Prostate carcinoma cells that have resided in bone have an upregulated IGF-I axis.Prostate. 2004 Jan 01; 58(1):41-9.P
Prostate cancer (PC) has a propensity to metastasize to the skeleton, inducing an osteoblastic response in the host. Recent epidemiological studies have suggested that circulating IGF-I may be important for both the pathogenesis and dissemination of PC. We have postulated that tumor secreted IGF-I in conjunction with endogenous IGF-I contributes to the osteoblastic phenotype characteristic of metastatic PC.
To test this thesis we studied the established LNCaP PC progression model consisting of three genetically related human PC cell lines.
Using RIA, we found serum-free conditioned media (CM) of LNCaP and C4-2 had no measurable IGF-I, whereas IGF-I was easily detected in CM from C4-2B cells at 24 hr (i.e., 1.8 +/- 0.53 ng/mg cell protein).

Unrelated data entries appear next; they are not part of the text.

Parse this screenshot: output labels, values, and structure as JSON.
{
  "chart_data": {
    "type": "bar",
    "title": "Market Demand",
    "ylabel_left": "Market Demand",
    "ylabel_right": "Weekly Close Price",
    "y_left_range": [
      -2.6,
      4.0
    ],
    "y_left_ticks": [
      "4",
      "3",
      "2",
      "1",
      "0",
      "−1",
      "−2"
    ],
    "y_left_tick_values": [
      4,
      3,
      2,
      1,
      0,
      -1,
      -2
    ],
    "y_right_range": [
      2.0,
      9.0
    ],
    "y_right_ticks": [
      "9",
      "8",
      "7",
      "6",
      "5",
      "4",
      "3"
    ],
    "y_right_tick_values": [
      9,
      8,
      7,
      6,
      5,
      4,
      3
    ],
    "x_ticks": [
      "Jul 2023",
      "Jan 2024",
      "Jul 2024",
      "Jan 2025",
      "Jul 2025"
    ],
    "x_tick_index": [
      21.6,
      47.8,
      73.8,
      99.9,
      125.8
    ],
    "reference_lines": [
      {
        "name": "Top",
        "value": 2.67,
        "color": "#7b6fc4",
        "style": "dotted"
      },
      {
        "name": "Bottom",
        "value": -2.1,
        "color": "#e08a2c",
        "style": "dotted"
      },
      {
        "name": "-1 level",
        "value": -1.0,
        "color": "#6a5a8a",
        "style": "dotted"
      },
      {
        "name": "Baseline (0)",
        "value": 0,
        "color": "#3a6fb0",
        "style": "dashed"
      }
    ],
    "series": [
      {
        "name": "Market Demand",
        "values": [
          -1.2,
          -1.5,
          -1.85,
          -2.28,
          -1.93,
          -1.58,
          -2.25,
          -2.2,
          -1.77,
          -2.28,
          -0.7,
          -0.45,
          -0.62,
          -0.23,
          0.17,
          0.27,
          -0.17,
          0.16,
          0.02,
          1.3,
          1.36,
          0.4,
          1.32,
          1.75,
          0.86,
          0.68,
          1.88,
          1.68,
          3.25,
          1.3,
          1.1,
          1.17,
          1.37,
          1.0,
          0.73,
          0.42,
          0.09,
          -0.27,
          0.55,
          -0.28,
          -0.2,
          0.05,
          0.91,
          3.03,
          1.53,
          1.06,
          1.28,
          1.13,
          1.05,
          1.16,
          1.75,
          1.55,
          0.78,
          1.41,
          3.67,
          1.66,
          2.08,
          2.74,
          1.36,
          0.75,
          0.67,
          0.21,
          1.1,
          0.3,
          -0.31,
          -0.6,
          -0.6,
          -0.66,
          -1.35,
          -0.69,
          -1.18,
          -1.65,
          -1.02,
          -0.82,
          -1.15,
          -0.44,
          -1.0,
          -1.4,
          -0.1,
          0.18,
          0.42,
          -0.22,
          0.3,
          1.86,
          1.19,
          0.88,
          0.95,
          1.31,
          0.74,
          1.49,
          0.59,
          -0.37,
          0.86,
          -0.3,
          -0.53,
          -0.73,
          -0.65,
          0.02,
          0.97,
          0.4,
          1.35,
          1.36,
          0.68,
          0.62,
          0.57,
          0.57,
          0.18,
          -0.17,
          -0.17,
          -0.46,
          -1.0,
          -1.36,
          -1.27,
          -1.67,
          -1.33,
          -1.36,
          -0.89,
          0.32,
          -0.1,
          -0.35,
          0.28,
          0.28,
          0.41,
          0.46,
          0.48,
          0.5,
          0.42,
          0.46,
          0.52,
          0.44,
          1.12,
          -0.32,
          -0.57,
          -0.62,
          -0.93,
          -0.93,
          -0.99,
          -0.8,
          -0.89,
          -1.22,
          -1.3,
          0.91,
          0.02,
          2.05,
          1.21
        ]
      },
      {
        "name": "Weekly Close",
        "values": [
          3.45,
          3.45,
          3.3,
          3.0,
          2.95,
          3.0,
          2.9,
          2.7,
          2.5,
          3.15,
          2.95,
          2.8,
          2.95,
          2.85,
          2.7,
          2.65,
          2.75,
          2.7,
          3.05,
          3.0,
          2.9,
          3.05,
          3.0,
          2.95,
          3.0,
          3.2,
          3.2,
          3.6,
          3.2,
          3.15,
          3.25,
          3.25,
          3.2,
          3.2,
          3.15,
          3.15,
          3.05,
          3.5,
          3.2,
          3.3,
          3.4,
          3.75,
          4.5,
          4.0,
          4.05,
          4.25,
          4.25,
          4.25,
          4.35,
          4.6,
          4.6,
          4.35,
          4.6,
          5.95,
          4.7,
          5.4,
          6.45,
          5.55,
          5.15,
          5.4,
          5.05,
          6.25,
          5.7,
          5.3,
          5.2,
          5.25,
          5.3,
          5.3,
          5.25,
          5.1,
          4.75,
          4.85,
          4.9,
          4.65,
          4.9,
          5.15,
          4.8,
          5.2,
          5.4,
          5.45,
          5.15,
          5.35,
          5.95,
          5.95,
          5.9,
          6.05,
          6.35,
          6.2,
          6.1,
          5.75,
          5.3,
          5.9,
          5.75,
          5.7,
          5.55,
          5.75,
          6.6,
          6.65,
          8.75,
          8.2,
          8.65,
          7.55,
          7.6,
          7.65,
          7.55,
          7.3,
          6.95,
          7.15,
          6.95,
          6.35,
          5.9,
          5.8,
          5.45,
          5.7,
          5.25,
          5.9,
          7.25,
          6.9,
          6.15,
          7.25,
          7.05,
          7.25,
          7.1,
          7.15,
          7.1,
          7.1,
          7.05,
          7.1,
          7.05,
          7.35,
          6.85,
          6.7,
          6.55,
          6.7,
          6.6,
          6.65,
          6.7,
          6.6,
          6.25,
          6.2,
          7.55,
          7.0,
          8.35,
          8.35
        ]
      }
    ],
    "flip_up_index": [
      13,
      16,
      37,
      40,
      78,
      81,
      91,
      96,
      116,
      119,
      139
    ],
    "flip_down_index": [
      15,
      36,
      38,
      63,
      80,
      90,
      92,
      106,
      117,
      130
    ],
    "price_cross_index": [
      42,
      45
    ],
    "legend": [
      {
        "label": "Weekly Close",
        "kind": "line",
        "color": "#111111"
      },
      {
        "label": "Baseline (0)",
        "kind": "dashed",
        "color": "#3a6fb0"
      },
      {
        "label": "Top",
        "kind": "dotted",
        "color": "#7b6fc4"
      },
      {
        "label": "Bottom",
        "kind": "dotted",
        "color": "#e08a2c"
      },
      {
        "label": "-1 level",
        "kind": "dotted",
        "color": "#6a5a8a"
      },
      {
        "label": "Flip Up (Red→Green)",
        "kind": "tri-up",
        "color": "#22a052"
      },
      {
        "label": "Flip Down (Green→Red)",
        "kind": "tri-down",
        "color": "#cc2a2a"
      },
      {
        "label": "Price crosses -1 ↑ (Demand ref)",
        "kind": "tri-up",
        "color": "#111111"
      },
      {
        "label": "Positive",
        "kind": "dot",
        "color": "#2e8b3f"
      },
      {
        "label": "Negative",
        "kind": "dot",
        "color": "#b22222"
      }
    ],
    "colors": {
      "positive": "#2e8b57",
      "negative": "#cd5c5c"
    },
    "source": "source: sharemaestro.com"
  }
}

Real-time PCR of IGF-I mRNA showed that C4-2B expressed 100-fold more IGF-I mRNA than LNCaP cells. In addition, C4-2B expression of IGF-I mRNA was substantially increased in the presence of exogenous IGF-I to nearly twofold. While IGFBP-3 and IGFBP-1 were not detectable in the CM of any PC line, all cells secreted IGFBP-2. C4-2B cells produced 40% more IGFBP-2 than LNCaP or C4-2 cells (C4-2B at 167 +/- 43 ng/mg cell protein). RANKL, a product of bone stromal cells, was also differentially expressed: LNCaP had threefold higher RANKL mRNA compared to C4-2 and C4-2B and at least equivalent protein expression.
Our results suggest that PC cells that have metastasized to bone have an upregulated IGF-I regulatory system. This suggests an activated IGF-I axis contributes to the host-PC interaction in promoting osteoblastic metastases.